A figura do “mediador” surge mencionada na proposta de lei da arbitragem para que no futuro este documento fique em conformidade com a lei da mediação, ainda por criar. No entanto, a 1ª Comissão Permanente da Assembleia Legislativa considera que “há insuficiências” na redacção da proposta e quer que haja clarificação das figurais legais que intervêm num litígio
Salomé Fernandes
A proposta de lei da arbitragem inclui no seu conteúdo referências à figura de um “mediador”, para salvaguardar que a legislação em debate na especialidade pela 1ª Comissão Permanente da Assembleia Legislativa se encontra adaptada a um documento legal ainda por criar.
A menção ao mediador é breve, determinando-se que as pessoas que tenham exercido funções de mediador num determinado litígio, ficam impedidas de depor como testemunhas ou exercer funções de peritos para evitar sobreposição de funções. “O mediador não existe na nossa proposta de lei. No futuro a lei da mediação poderá estar em conformidade com a lei da arbitragem”, disse o presidente da Comissão, Ho Ion Sang.
Apesar de compreenderem as diferenças técnicas entre as figuras de mediador, árbitro e conciliador, os deputados pediram ao Executivo para os termos serem clarificados na proposta de lei.
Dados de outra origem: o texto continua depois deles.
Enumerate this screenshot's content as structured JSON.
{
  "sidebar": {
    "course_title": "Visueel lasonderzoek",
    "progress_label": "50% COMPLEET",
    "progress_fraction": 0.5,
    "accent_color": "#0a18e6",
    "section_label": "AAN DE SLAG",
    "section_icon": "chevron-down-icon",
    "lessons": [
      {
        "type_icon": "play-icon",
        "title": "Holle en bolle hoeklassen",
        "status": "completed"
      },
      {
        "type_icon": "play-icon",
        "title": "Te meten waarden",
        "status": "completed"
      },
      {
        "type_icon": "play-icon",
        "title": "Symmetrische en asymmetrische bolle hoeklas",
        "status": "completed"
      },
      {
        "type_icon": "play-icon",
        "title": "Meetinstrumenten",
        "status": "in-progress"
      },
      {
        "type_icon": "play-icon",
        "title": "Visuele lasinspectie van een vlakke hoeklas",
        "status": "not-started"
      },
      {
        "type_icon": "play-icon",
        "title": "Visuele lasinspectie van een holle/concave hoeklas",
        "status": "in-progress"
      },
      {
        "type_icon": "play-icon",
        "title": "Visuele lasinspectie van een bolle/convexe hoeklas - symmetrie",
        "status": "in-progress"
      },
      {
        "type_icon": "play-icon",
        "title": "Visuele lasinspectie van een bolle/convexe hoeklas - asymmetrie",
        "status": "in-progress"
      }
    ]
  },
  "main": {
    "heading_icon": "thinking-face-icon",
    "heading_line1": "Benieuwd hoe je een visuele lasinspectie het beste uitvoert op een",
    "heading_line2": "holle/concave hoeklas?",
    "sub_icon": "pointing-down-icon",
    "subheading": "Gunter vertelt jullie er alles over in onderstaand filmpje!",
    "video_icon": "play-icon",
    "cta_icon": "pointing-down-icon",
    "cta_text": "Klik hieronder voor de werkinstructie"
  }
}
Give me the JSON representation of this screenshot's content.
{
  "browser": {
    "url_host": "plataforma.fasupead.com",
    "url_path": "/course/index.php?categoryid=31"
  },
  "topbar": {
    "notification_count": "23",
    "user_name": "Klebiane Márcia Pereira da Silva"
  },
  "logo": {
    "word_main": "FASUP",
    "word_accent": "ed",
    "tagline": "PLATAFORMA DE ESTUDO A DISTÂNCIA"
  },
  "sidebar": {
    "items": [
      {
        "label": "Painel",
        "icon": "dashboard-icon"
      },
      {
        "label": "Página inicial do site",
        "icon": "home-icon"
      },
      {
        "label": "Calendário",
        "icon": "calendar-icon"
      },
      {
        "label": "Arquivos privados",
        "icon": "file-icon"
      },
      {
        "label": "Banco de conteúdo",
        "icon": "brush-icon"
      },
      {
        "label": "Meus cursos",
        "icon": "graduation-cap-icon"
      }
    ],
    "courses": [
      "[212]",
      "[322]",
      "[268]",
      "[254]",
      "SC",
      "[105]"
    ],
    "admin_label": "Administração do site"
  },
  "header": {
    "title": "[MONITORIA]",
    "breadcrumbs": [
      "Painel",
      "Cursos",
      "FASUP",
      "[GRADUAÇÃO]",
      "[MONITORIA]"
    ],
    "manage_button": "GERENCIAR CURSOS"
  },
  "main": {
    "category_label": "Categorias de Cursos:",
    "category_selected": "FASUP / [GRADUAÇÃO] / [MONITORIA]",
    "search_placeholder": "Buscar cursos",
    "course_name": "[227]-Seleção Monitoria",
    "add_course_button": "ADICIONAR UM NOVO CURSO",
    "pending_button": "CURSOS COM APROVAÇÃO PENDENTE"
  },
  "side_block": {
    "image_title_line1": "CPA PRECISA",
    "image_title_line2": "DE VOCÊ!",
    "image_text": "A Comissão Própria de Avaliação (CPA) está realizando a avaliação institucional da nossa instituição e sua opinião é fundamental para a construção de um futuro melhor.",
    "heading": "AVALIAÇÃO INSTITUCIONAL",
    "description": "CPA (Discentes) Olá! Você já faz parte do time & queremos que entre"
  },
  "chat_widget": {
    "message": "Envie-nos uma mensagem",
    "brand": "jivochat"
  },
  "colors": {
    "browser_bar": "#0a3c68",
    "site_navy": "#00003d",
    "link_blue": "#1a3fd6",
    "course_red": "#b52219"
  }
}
Ho Ion Sang indicou que “há alguma insuficiência na redacção e o Governo prometeu que nas reuniões técnicas isso vai ser melhorado e resolvido”.
Num tribunal arbitral podem seguir-se diferentes vias, e se ambos os lados envolvidos num processo de litígio concordarem, podem activar os mecanismos para transformar a figura do árbitro num conciliador, o qual pode dialogar com partes com vista a chegarem a um consenso. Nesse caso, as funções do árbitro são suspensas. “A conciliação é mais flexível e célere para resolver o litígio, bem como para permitir que as partes possam chegar a um consenso”, frisou Ho Ion Sang.
Entra uma terceira figura, o perito, quando o processo envolve muita tecnicidade, sendo as despesas do seu acompanhamento do caso paga pelas partes, algo que o presidente da Comissão considerou “benéfico” para casos mais complexos.
De resto, após a reunião que contou com a presença de representantes do Executivo, Ho Ion Sang reiterou existir “um consenso com o Governo” quanto à necessidade de entrada em vigor da proposta de lei. “Podemos ver que quer no Interior da China quer outros locais se estão a criar mecanismos para resolver litígios por meios extrajudiciais. Em Macau, actualmente, quer a nível jurídico quer em termos promocionais, estamos um bocado atrasados. Nem vamos comparar com Hong Kong ou Singapura. Por isso é urgente que façamos isso. Então esperemos que ao melhorarmos a nossa proposta de lei possamos promover e sensibilizar as pessoas para usarem a arbitragem”, sublinhou o deputado.
Com a proposta de lei, os deputados esperam conseguir diminuir a pressão dos tribunais judiciais, tendo o presidente da Comissão referido que “quando esses litígios passam pelo crivo dos tribunais demoram muito tempo o que afecta o funcionamento das empresas”. Assim, Ho Ion Sang afirmou que a aprovação da proposta “é benéfica para o desenvolvimento de Macau e do país”, tornando-se mesmo “urgente”.
Quanto ao mecanismo de entrada de árbitros do exterior no território, o deputado remeteu a questão para quando o Governo apresentar uma “versão de trabalho” da proposta aos deputados.